Lutto cittadino a Salerno, oggi i funerali delle 26 donne migranti morte

Oggi, dalle 10, nel Cimitero Monumentale di Salerno, verranno celebrati i funerali delle 26 giovani migranti recuperate senza vita dalle acque del Mediterraneo dalla nave spagnola Cantabria e sbarcate nel porto della città lo scorso 5 novembre.

Il rito funebre, al quale è stata invitata tutta la cittadinanza, si svolgerà nella piazza degli Uomini Illustri del cimitero monumentale. Al momento non è prevista la presenza di rappresentanti del Governo mentre sicuramente ci sarà il presidente della Regione Campania, Vincenzo De Luca.

In occasione dei funerali, il sindaco, Vincenzo Napoli, ha proclamato lutto cittadino, “come segno doveroso di dolore e commiato nei confronti di queste giovanissime ragazze che hanno trovato la morte in una delle ennesime tragedie del mare”.

Simbolicamente verranno spente le Luci d’Artista, dalle 18.30 alle 19 in Piazza Flavio Gioia, nella Villa Comunale e sul Corso cittadino.

Ieri il primo cittadino ha inviato una lettera ai dirigenti scolastici degli istituti del territorio chiedendo a docenti e alunni – all’interno delle proprie classi – di rispettare un minuto di raccoglimento.

Le 26 bare saranno disposte sull’ossario del cimitero, ognuna con una rosa bianca. Sul feretro delle due ragazze incinte verranno deposti altri due fiori, per ricordare le due vite spezzate ancor prima di nascere.

Il rito sarà laico, con un momento di preghiera cattolico e islamico. La preghiera cristiana, tratta da un passo del Vangelo di Matteo (“Le Beatitudini”) sarà affidata a mons. Luigi Moretti, la preghiera musulmana, tratta dal Corano, invece, dovrebbe essere recitata dall’imam Abderrhmane Es Sbaa.

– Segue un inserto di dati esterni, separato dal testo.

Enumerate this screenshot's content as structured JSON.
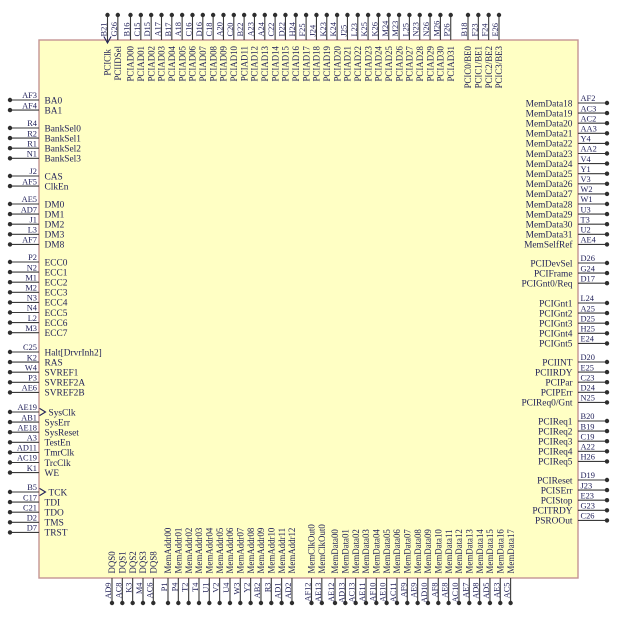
{
  "diagram": {
    "type": "chip-pinout",
    "colors": {
      "chip_fill": "#ffffc4",
      "chip_border": "#c49494",
      "lead": "#3a3a3a",
      "text": "#22225a"
    },
    "sides": {
      "top": [
        {
          "pins": [
            {
              "num": "B21",
              "label": "PCIClk",
              "clk": true
            },
            {
              "num": "G26",
              "label": "PCIIDSel"
            }
          ]
        },
        {
          "pins": [
            {
              "num": "B16",
              "label": "PCIAD00"
            },
            {
              "num": "C15",
              "label": "PCIAD01"
            },
            {
              "num": "D15",
              "label": "PCIAD02"
            },
            {
              "num": "A17",
              "label": "PCIAD03"
            },
            {
              "num": "B17",
              "label": "PCIAD04"
            },
            {
              "num": "A18",
              "label": "PCIAD05"
            },
            {
              "num": "C16",
              "label": "PCIAD06"
            },
            {
              "num": "D16",
              "label": "PCIAD07"
            },
            {
              "num": "C18",
              "label": "PCIAD08"
            },
            {
              "num": "A20",
              "label": "PCIAD09"
            },
            {
              "num": "C20",
              "label": "PCIAD10"
            },
            {
              "num": "B22",
              "label": "PCIAD11"
            },
            {
              "num": "A23",
              "label": "PCIAD12"
            },
            {
              "num": "A24",
              "label": "PCIAD13"
            },
            {
              "num": "C22",
              "label": "PCIAD14"
            },
            {
              "num": "D22",
              "label": "PCIAD15"
            },
            {
              "num": "H24",
              "label": "PCIAD16"
            },
            {
              "num": "F25",
              "label": "PCIAD17"
            },
            {
              "num": "J24",
              "label": "PCIAD18"
            },
            {
              "num": "K23",
              "label": "PCIAD19"
            },
            {
              "num": "K24",
              "label": "PCIAD20"
            },
            {
              "num": "J25",
              "label": "PCIAD21"
            },
            {
              "num": "L23",
              "label": "PCIAD22"
            },
            {
              "num": "K25",
              "label": "PCIAD23"
            },
            {
              "num": "K26",
              "label": "PCIAD24"
            },
            {
              "num": "M24",
              "label": "PCIAD25"
            },
            {
              "num": "M23",
              "label": "PCIAD26"
            },
            {
              "num": "L25",
              "label": "PCIAD27"
            },
            {
              "num": "N23",
              "label": "PCIAD28"
            },
            {
              "num": "N26",
              "label": "PCIAD29"
            },
            {
              "num": "M26",
              "label": "PCIAD30"
            },
            {
              "num": "P26",
              "label": "PCIAD31"
            }
          ]
        },
        {
          "pins": [
            {
              "num": "B18",
              "label": "PCIC0/BE0"
            },
            {
              "num": "F23",
              "label": "PCIC1/BE1"
            },
            {
              "num": "F24",
              "label": "PCIC2/BE2"
            },
            {
              "num": "E26",
              "label": "PCIC3/BE3"
            }
          ]
        }
      ],
      "left": [
        {
          "pins": [
            {
              "num": "AF3",
              "label": "BA0"
            },
            {
              "num": "AF4",
              "label": "BA1"
            }
          ]
        },
        {
          "pins": [
            {
              "num": "R4",
              "label": "BankSel0"
            },
            {
              "num": "R2",
              "label": "BankSel1"
            },
            {
              "num": "R1",
              "label": "BankSel2"
            },
            {
              "num": "N1",
              "label": "BankSel3"
            }
          ]
        },
        {
          "pins": [
            {
              "num": "J2",
              "label": "CAS"
            },
            {
              "num": "AF5",
              "label": "ClkEn"
            }
          ]
        },
        {
          "pins": [
            {
              "num": "AE5",
              "label": "DM0"
            },
            {
              "num": "AD7",
              "label": "DM1"
            },
            {
              "num": "J1",
              "label": "DM2"
            },
            {
              "num": "L3",
              "label": "DM3"
            },
            {
              "num": "AF7",
              "label": "DM8"
            }
          ]
        },
        {
          "pins": [
            {
              "num": "P2",
              "label": "ECC0"
            },
            {
              "num": "N2",
              "label": "ECC1"
            },
            {
              "num": "M1",
              "label": "ECC2"
            },
            {
              "num": "M2",
              "label": "ECC3"
            },
            {
              "num": "N3",
              "label": "ECC4"
            },
            {
              "num": "N4",
              "label": "ECC5"
            },
            {
              "num": "L2",
              "label": "ECC6"
            },
            {
              "num": "M3",
              "label": "ECC7"
            }
          ]
        },
        {
          "pins": [
            {
              "num": "C25",
              "label": "Halt[DrvrInh2]"
            },
            {
              "num": "K2",
              "label": "RAS"
            },
            {
              "num": "W4",
              "label": "SVREF1"
            },
            {
              "num": "P3",
              "label": "SVREF2A"
            },
            {
              "num": "AE6",
              "label": "SVREF2B"
            }
          ]
        },
        {
          "pins": [
            {
              "num": "AE19",
              "label": "SysClk",
              "clk": true
            },
            {
              "num": "AB1",
              "label": "SysErr"
            },
            {
              "num": "AE18",
              "label": "SysReset"
            },
            {
              "num": "A3",
              "label": "TestEn"
            },
            {
              "num": "AD11",
              "label": "TmrClk"
            },
            {
              "num": "AC19",
              "label": "TrcClk"
            },
            {
              "num": "K1",
              "label": "WE"
            }
          ]
        },
        {
          "pins": [
            {
              "num": "B5",
              "label": "TCK",
              "clk": true
            },
            {
              "num": "C17",
              "label": "TDI"
            },
            {
              "num": "C21",
              "label": "TDO"
            },
            {
              "num": "D2",
              "label": "TMS"
            },
            {
              "num": "D7",
              "label": "TRST"
            }
          ]
        }
      ],
      "right": [
        {
          "pins": [
            {
              "num": "AF2",
              "label": "MemData18"
            },
            {
              "num": "AC3",
              "label": "MemData19"
            },
            {
              "num": "AC2",
              "label": "MemData20"
            },
            {
              "num": "AA3",
              "label": "MemData21"
            },
            {
              "num": "Y4",
              "label": "MemData22"
            },
            {
              "num": "AA2",
              "label": "MemData23"
            },
            {
              "num": "V4",
              "label": "MemData24"
            },
            {
              "num": "Y1",
              "label": "MemData25"
            },
            {
              "num": "V3",
              "label": "MemData26"
            },
            {
              "num": "W2",
              "label": "MemData27"
            },
            {
              "num": "W1",
              "label": "MemData28"
            },
            {
              "num": "U3",
              "label": "MemData29"
            },
            {
              "num": "T3",
              "label": "MemData30"
            },
            {
              "num": "U2",
              "label": "MemData31"
            },
            {
              "num": "AE4",
              "label": "MemSelfRef"
            }
          ]
        },
        {
          "pins": [
            {
              "num": "D26",
              "label": "PCIDevSel"
            },
            {
              "num": "G24",
              "label": "PCIFrame"
            },
            {
              "num": "D17",
              "label": "PCIGnt0/Req"
            }
          ]
        },
        {
          "pins": [
            {
              "num": "L24",
              "label": "PCIGnt1"
            },
            {
              "num": "A25",
              "label": "PCIGnt2"
            },
            {
              "num": "D25",
              "label": "PCIGnt3"
            },
            {
              "num": "H25",
              "label": "PCIGnt4"
            },
            {
              "num": "E24",
              "label": "PCIGnt5"
            }
          ]
        },
        {
          "pins": [
            {
              "num": "D20",
              "label": "PCIINT"
            },
            {
              "num": "E25",
              "label": "PCIIRDY"
            },
            {
              "num": "C23",
              "label": "PCIPar"
            },
            {
              "num": "D24",
              "label": "PCIPErr"
            },
            {
              "num": "N25",
              "label": "PCIReq0/Gnt"
            }
          ]
        },
        {
          "pins": [
            {
              "num": "B20",
              "label": "PCIReq1"
            },
            {
              "num": "B19",
              "label": "PCIReq2"
            },
            {
              "num": "C19",
              "label": "PCIReq3"
            },
            {
              "num": "A22",
              "label": "PCIReq4"
            },
            {
              "num": "H26",
              "label": "PCIReq5"
            }
          ]
        },
        {
          "pins": [
            {
              "num": "D19",
              "label": "PCIReset"
            },
            {
              "num": "J23",
              "label": "PCISErr"
            },
            {
              "num": "E23",
              "label": "PCIStop"
            },
            {
              "num": "G23",
              "label": "PCITRDY"
            },
            {
              "num": "C26",
              "label": "PSROOut"
            }
          ]
        }
      ],
      "bottom": [
        {
          "pins": [
            {
              "num": "AD9",
              "label": "DQS0"
            },
            {
              "num": "AC8",
              "label": "DQS1"
            },
            {
              "num": "K3",
              "label": "DQS2"
            },
            {
              "num": "M4",
              "label": "DQS3"
            },
            {
              "num": "AC6",
              "label": "DQS8"
            }
          ]
        },
        {
          "pins": [
            {
              "num": "P1",
              "label": "MemAddr00"
            },
            {
              "num": "P4",
              "label": "MemAddr01"
            },
            {
              "num": "T2",
              "label": "MemAddr02"
            },
            {
              "num": "T4",
              "label": "MemAddr03"
            },
            {
              "num": "U1",
              "label": "MemAddr04"
            },
            {
              "num": "V2",
              "label": "MemAddr05"
            },
            {
              "num": "U4",
              "label": "MemAddr06"
            },
            {
              "num": "W3",
              "label": "MemAddr07"
            },
            {
              "num": "Y2",
              "label": "MemAddr08"
            },
            {
              "num": "AB2",
              "label": "MemAddr09"
            },
            {
              "num": "R3",
              "label": "MemAddr10"
            },
            {
              "num": "AD1",
              "label": "MemAddr11"
            },
            {
              "num": "AD2",
              "label": "MemAddr12"
            }
          ]
        },
        {
          "pins": [
            {
              "num": "AF12",
              "label": "MemClkOut0"
            },
            {
              "num": "AE13",
              "label": "MemClkOut0"
            }
          ]
        },
        {
          "pins": [
            {
              "num": "AE12",
              "label": "MemData00"
            },
            {
              "num": "AD13",
              "label": "MemData01"
            },
            {
              "num": "AC13",
              "label": "MemData02"
            },
            {
              "num": "AE11",
              "label": "MemData03"
            },
            {
              "num": "AF10",
              "label": "MemData04"
            },
            {
              "num": "AE10",
              "label": "MemData05"
            },
            {
              "num": "AC11",
              "label": "MemData06"
            },
            {
              "num": "AF9",
              "label": "MemData07"
            },
            {
              "num": "AE9",
              "label": "MemData08"
            },
            {
              "num": "AD10",
              "label": "MemData09"
            },
            {
              "num": "AF8",
              "label": "MemData10"
            },
            {
              "num": "AE8",
              "label": "MemData11"
            },
            {
              "num": "AC10",
              "label": "MemData12"
            },
            {
              "num": "AE7",
              "label": "MemData13"
            },
            {
              "num": "AD8",
              "label": "MemData14"
            },
            {
              "num": "AD5",
              "label": "MemData15"
            },
            {
              "num": "AE3",
              "label": "MemData16"
            },
            {
              "num": "AC5",
              "label": "MemData17"
            }
          ]
        }
      ]
    }
  }
}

Intanto, si può dare un nome ad altre tre delle ventisei ragazze. Infatti, mentre Marian Shaka era stata riconosciuta giorni fa dal marito e Osato Osaro dal fratello, altre tre giovani sono state strappate all’anonimato. Utilizzando i numeri telefonici trovati tra i vestiti delle ragazze, si è riusciti a contattare telefonicamente i familiari di tre donne senza vita che hanno fornito le generalità della loro parente di cui non avevano più notizie.

Le donne risulterebbero tutte originarie della Nigeria. Si tratta di Ozuoma Okpara, di 24 anni, di Ugechi Fawour Omba, di 29 anni e Loveth Jonathan di cui non si conosce l’età.

Le cinque salme riconosciute rimarranno nel Cimitero cittadino, insieme ad altre cinque. Le altre verranno tumulate nei cimiteri comunali di Petina, Sassano, Montesano sulla Marcellana, Battipaglia, Contursi Terme, Novi Velia, Polla, Atena Lucana, Montecorvino Rovella: questi comuni ne accoglieranno una ciascuna, mentre i comuni di Pellezzano, Baronissi, Pontecagnano, Sala Consilina accoglieranno due salme.